Wirtschaftsnachrichten für Ärzte | ARZT & WIRTSCHAFT
Recht

Alle beklagen den Ärztemangel auf dem Land. Wer jedoch in strukturschwachen Gebieten vorwiegend ältere Patienten betreut, muss oft mit Problemen rechnen. So auch ein Facharzt für Innere Medizin aus Niedersachsen. Er verordnete im Jahr 2013 – bei insgesamt 7.367 Fällen – Heilmittel in Höhe von 222.691,53 Euro. Laut der Prüfungsstelle Niedersachsen lag darin ein Überschreiten der Richtgrößen von 132,77 Prozent. 

Der Internist beantragte daraufhin die Anerkennung von Praxisbesonderheiten in 15 Indikationsgruppen des Heilmittelkatalogs und führte aus, dass er in diesen von der Fachgruppe deutlich abweichende Fallzahlen und damit einen Mehrbedarf aufweise. Dies liege an der Altersstruktur seiner Patienten, seiner Qualifikation als Internist, der ländlichen Struktur seiner Praxis und dem Umstand, dass er eine Samstagssprechstunde abhalte. 

Die Prüfungsstelle berücksichtigte jedoch nur einige Besonderheiten und kam zu dem Ergebnis, dass nach wie vor eine Richtgrößenüberschreitung von mehr als 56 Prozent vorliege. Weitere Besonderheiten könnten nicht anerkannt werden, da dafür ein substanziierter Vortrag des Arztes erforderlich sei. Daran fehle es hier.

Beweislast liegt nicht nur beim Arzt

Der Internist legte Widerspruch ein. Es sei nicht seine Aufgabe zu ergründen, warum wie viele kranke Menschen ausgerechnet seine Hilfe suchten. Das Verhältnis seiner heilmittelbedürftigen Patienten werde anschaulich, wenn man die Rangliste der 25 häufigsten Erkrankungen in seiner Praxis mit der Fachgruppe vergleiche. Hierzu legte er Statistiken der Kassenärztlichen Vereinigung zu den 25 häufigsten Diagnosen der Fachgruppe und seiner Praxis vor.

Als auch der Widerspruch erfolglos blieb, klagte der Mann.

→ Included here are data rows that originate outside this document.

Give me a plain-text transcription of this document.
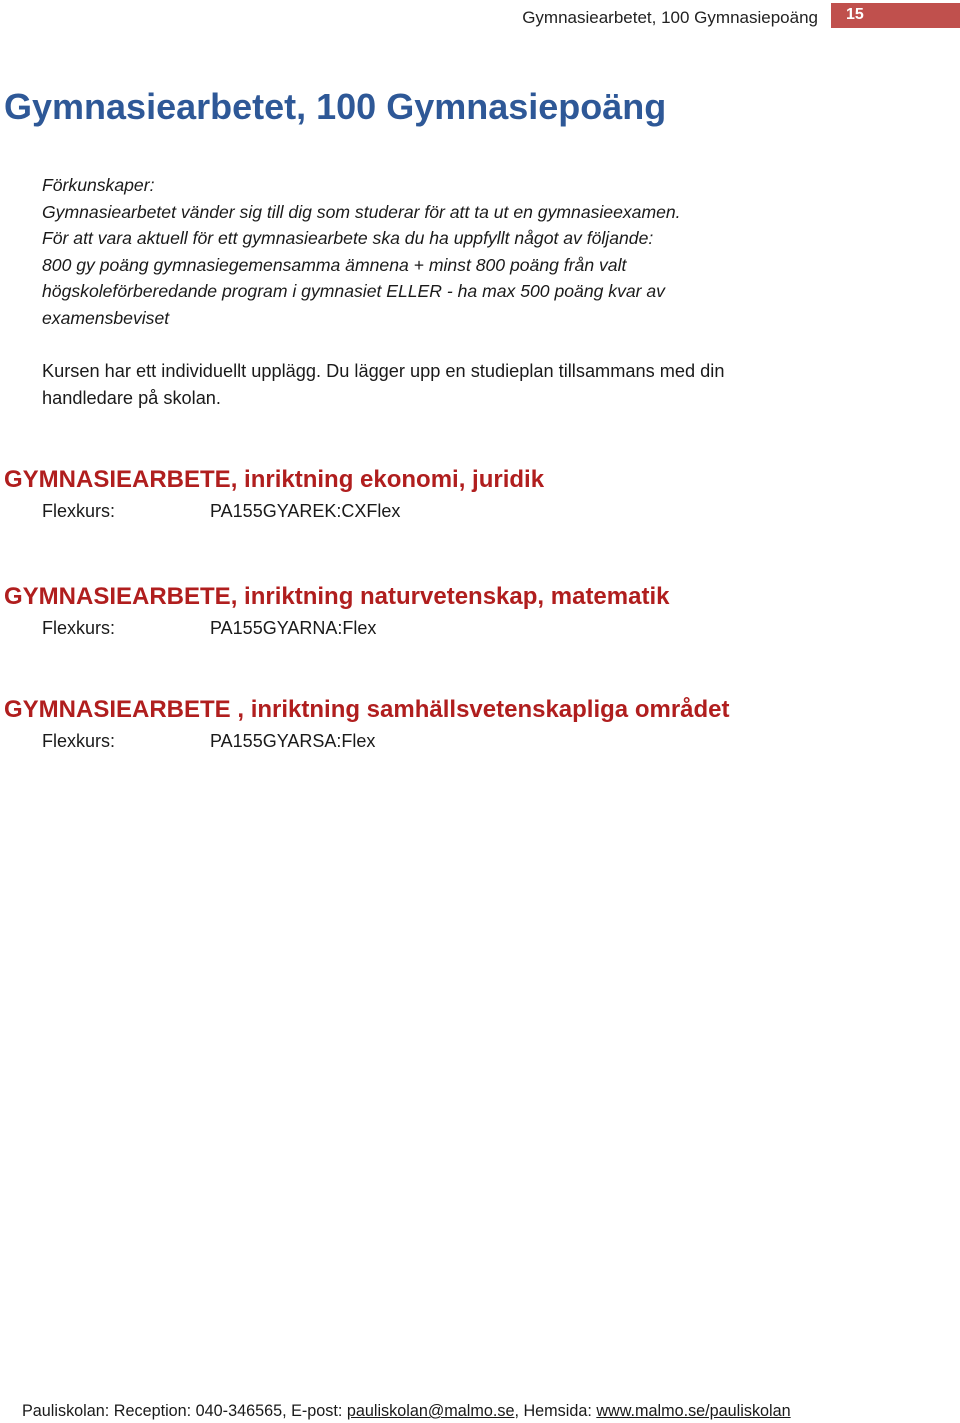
Gymnasiearbetet, 100 Gymnasiepoäng 15
Gymnasiearbetet, 100 Gymnasiepoäng
Förkunskaper:
Gymnasiearbetet vänder sig till dig som studerar för att ta ut en gymnasieexamen.
För att vara aktuell för ett gymnasiearbete ska du ha uppfyllt något av följande:
800 gy poäng gymnasiegemensamma ämnena + minst 800 poäng från valt
högskoleförberedande program i gymnasiet ELLER - ha max 500 poäng kvar av
examensbeviset
Kursen har ett individuellt upplägg. Du lägger upp en studieplan tillsammans med din
handledare på skolan.
GYMNASIEARBETE, inriktning ekonomi, juridik
Flexkurs:	PA155GYAREK:CXFlex
GYMNASIEARBETE, inriktning naturvetenskap, matematik
Flexkurs:	PA155GYARNA:Flex
GYMNASIEARBETE , inriktning samhällsvetenskapliga området
Flexkurs:	PA155GYARSA:Flex
Pauliskolan: Reception: 040-346565, E-post: pauliskolan@malmo.se, Hemsida: www.malmo.se/pauliskolan
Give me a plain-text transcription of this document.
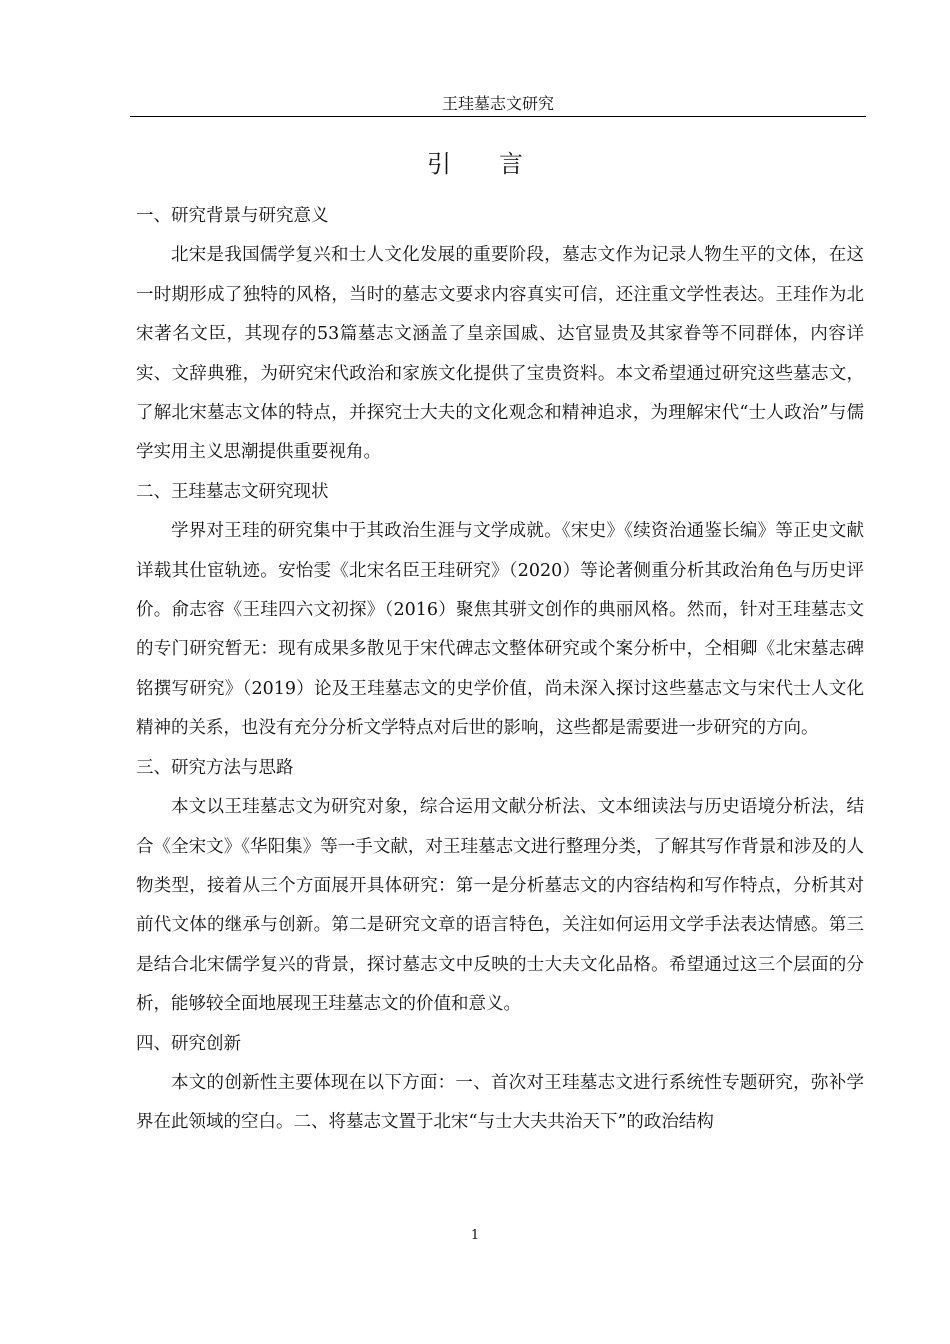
王珪墓志文研究
引言

一、研究背景与研究意义

北宋是我国儒学复兴和士人文化发展的重要阶段，墓志文作为记录人物生平的文体，在这一时期形成了独特的风格，当时的墓志文要求内容真实可信，还注重文学性表达。王珪作为北宋著名文臣，其现存的53篇墓志文涵盖了皇亲国戚、达官显贵及其家眷等不同群体，内容详实、文辞典雅，为研究宋代政治和家族文化提供了宝贵资料。本文希望通过研究这些墓志文，了解北宋墓志文体的特点，并探究士大夫的文化观念和精神追求，为理解宋代“士人政治”与儒学实用主义思潮提供重要视角。

二、王珪墓志文研究现状

学界对王珪的研究集中于其政治生涯与文学成就。《宋史》《续资治通鉴长编》等正史文献详载其仕宦轨迹。安怡雯《北宋名臣王珪研究》（2020）等论著侧重分析其政治角色与历史评价。俞志容《王珪四六文初探》（2016）聚焦其骈文创作的典丽风格。然而，针对王珪墓志文的专门研究暂无：现有成果多散见于宋代碑志文整体研究或个案分析中，仝相卿《北宋墓志碑铭撰写研究》（2019）论及王珪墓志文的史学价值，尚未深入探讨这些墓志文与宋代士人文化精神的关系，也没有充分分析文学特点对后世的影响，这些都是需要进一步研究的方向。

三、研究方法与思路

本文以王珪墓志文为研究对象，综合运用文献分析法、文本细读法与历史语境分析法，结合《全宋文》《华阳集》等一手文献，对王珪墓志文进行整理分类，了解其写作背景和涉及的人物类型，接着从三个方面展开具体研究：第一是分析墓志文的内容结构和写作特点，分析其对前代文体的继承与创新。第二是研究文章的语言特色，关注如何运用文学手法表达情感。第三是结合北宋儒学复兴的背景，探讨墓志文中反映的士大夫文化品格。希望通过这三个层面的分析，能够较全面地展现王珪墓志文的价值和意义。

四、研究创新

本文的创新性主要体现在以下方面：一、首次对王珪墓志文进行系统性专题研究，弥补学界在此领域的空白。二、将墓志文置于北宋“与士大夫共治天下”的政治结构

1
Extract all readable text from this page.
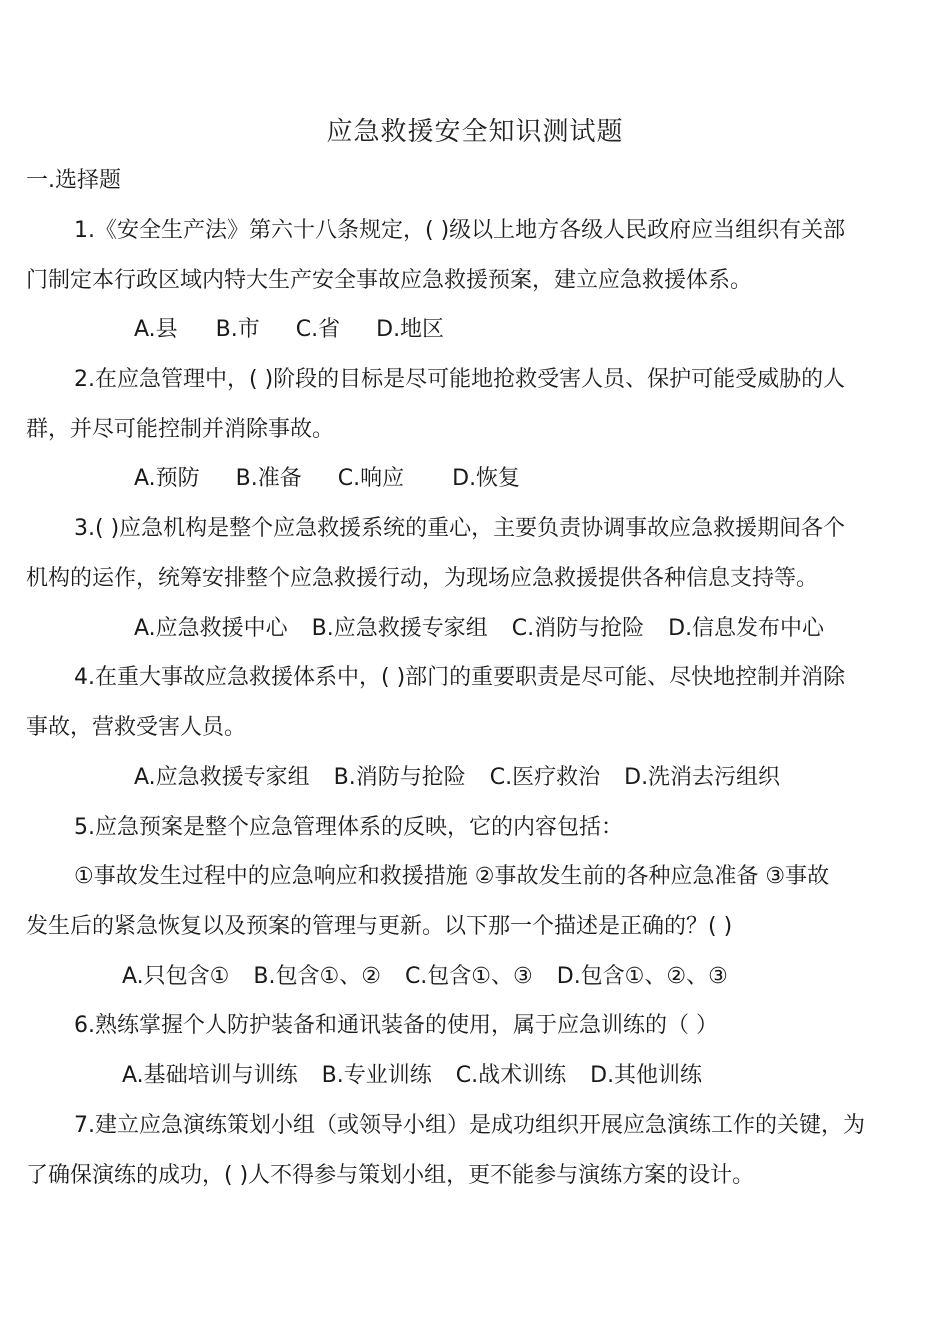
应急救援安全知识测试题
一.选择题
1.《安全生产法》第六十八条规定，( )级以上地方各级人民政府应当组织有关部
门制定本行政区域内特大生产安全事故应急救援预案，建立应急救援体系。
A.县 B.市 C.省 D.地区
2.在应急管理中，( )阶段的目标是尽可能地抢救受害人员、保护可能受威胁的人
群，并尽可能控制并消除事故。
A.预防 B.准备 C.响应 D.恢复
3.( )应急机构是整个应急救援系统的重心，主要负责协调事故应急救援期间各个
机构的运作，统筹安排整个应急救援行动，为现场应急救援提供各种信息支持等。
A.应急救援中心 B.应急救援专家组 C.消防与抢险 D.信息发布中心
4.在重大事故应急救援体系中，( )部门的重要职责是尽可能、尽快地控制并消除
事故，营救受害人员。
A.应急救援专家组 B.消防与抢险 C.医疗救治 D.洗消去污组织
5.应急预案是整个应急管理体系的反映，它的内容包括：
①事故发生过程中的应急响应和救援措施 ②事故发生前的各种应急准备 ③事故
发生后的紧急恢复以及预案的管理与更新。以下那一个描述是正确的？( )
A.只包含① B.包含①、② C.包含①、③ D.包含①、②、③
6.熟练掌握个人防护装备和通讯装备的使用，属于应急训练的（ ）
A.基础培训与训练 B.专业训练 C.战术训练 D.其他训练
7.建立应急演练策划小组（或领导小组）是成功组织开展应急演练工作的关键，为
了确保演练的成功，( )人不得参与策划小组，更不能参与演练方案的设计。
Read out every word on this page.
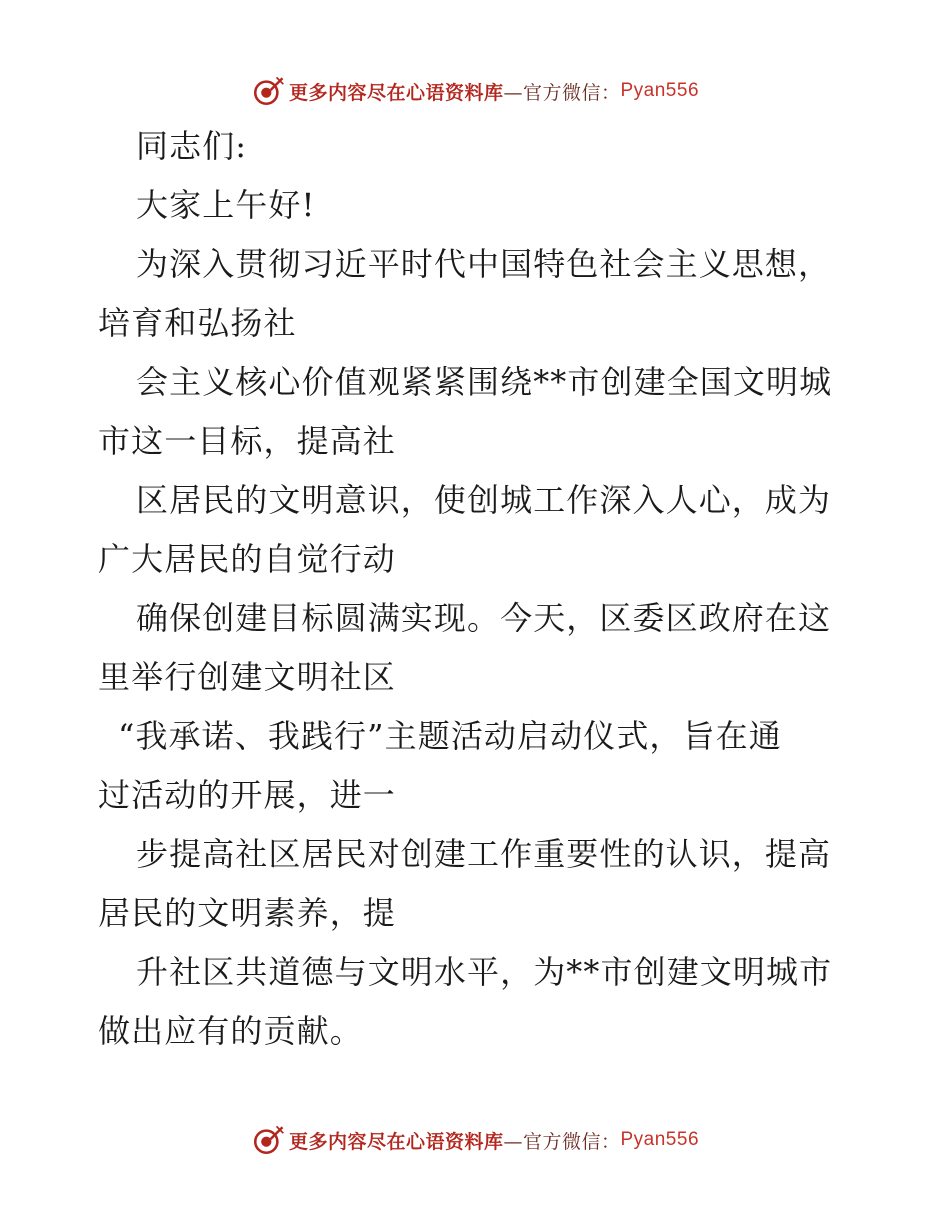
更多内容尽在心语资料库 —官方微信： Pyan556
同志们:
大家上午好!
为深入贯彻习近平时代中国特色社会主义思想，
培育和弘扬社
会主义核心价值观紧紧围绕**市创建全国文明城
市这一目标，提高社
区居民的文明意识，使创城工作深入人心，成为
广大居民的自觉行动
确保创建目标圆满实现。今天，区委区政府在这
里举行创建文明社区
“我承诺、我践行”主题活动启动仪式，旨在通
过活动的开展，进一
步提高社区居民对创建工作重要性的认识，提高
居民的文明素养，提
升社区共道德与文明水平，为**市创建文明城市
做出应有的贡献。
更多内容尽在心语资料库 —官方微信： Pyan556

In der ersten In­stanz hatte er keinen Erfolg. Das Landessozialgericht Niedersachsen-Bremen urteilte jedoch zu seinen Gunsten. Es befand: Die Prüfgremien müssen im Rahmen der Richtgrößenprüfung den Einwand des Arztes, bestimmte verordnungsträchtige Diagnosen lägen bei seinen Patienten häufiger vor als bei der Fachgruppe, auch dann prüfen, wenn dieser die Mehrverordnungen nicht mit strukturellen Besonderheiten seiner Praxis begründen könne. 

Entsprechend muss die Prüfungsstelle nun einen neuen Bescheid erlassen (Urteil vom 23.08.2023, Az. L 3 KA 30/21).

Pflichten der Prüfer

Prüfgremien müssen Umstände ermitteln, die innerhalb der Fachgruppe unterschiedlich und daher augenfällig sind. Das soll Vertragsärzte entlasten, die nur aufgrund einer zufälligen Häufung bestimmter Diagnosen aus medizinischen Gründen gezwungen sind, in größerem Umfang als Fachgruppenkollegen Verordnungen auszustellen und damit unverschuldet die Richtgrößen zu überschreiten.